Не помню, что я ответил ему. На семинарских занятиях в институте мои стихи разделали под орех. Первые мысли были — правильно ли я выбрал свой путь. Подумывал уйти из института, но остался. Сомнения преследовали меня и на втором курсе, хотя два-три моих стихотворения, написанные в институте, вроде бы нашли сочувственные отклики и у сокурсников, и у руководителей творческих семинаров.
Сомнения в раздумьях о будущем, как видно из письма, бередили и душу Алексея. Его не прельщала работа учителем, хотя он хорошо понимал высокое ее предназначение.
Через два месяца я снова получил от Алексея письмо и рассказ, опубликованный в россошанской газете 20 мая 1951 года — за три дня до отправки письма.
«…Первым делом я хочу Вам искренне пожелать успехов в последние дни учебы, отличной сдачи экзаменов и доброго здоровья. Вторым делом напишу о своей жизни и делах. Ничего особенного, потрясающего за это время в моей жизни не произошло; дни идут своей чередою, с одной стороны, однообразные — иногда до тошноты, — с другой стороны, несут они радостное новое, что почти скрадывает их однообразность. Туманно сказано? Поясню. Однообразие — то, что каждодневно сидишь в одних и тех же стенах и не видишь жизни в ее полный рост. Я не в том смысле говорю, что знания — тошнотная вещь, — наоборот, досадно то, что применяешь их только на уроке, когда тебя вызовут. Но, правда, всему свое время: пускай не выйдет из меня учитель, а знания пригодятся.

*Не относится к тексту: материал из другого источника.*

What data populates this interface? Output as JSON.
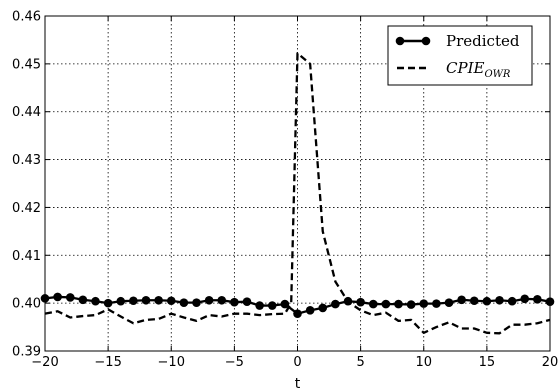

Разнообразие — то, что я каждый день общаюсь с бумагой и «творческим пером», пишу на бумаге этим пером о тех кусочках жизни, которые видел сам и слышал от других. В первом письме я Вам говорил, что начал писать нечто вроде повести. Пишу и сейчас, выгадывая время большей частью по ночам. Шесть глав (объем всего написанного — больше трех тетрадей) написаны начерно. Сейчас душа иногда горит писать, но ограниченное время берет за руку, и сам себе невольно говоришь: «Ты допишешься!» И бросаешь, беря в руки арифметику Тулинова.
Недавно написал, вернее, обработал ранее написанный рассказ «Короткая линия», который и посылаю Вам на строгий суд, потому что это и для Вас, и для нас — одинаково важно. Сам чувствую, что бледновато, но все зависит в дальнейшем от упорного труда и безукоризненного знания жизни. Главное — видеть то, чего другие не видят в ней, а это очень трудно, а у меня его пока еще, можно сказать, почти нет.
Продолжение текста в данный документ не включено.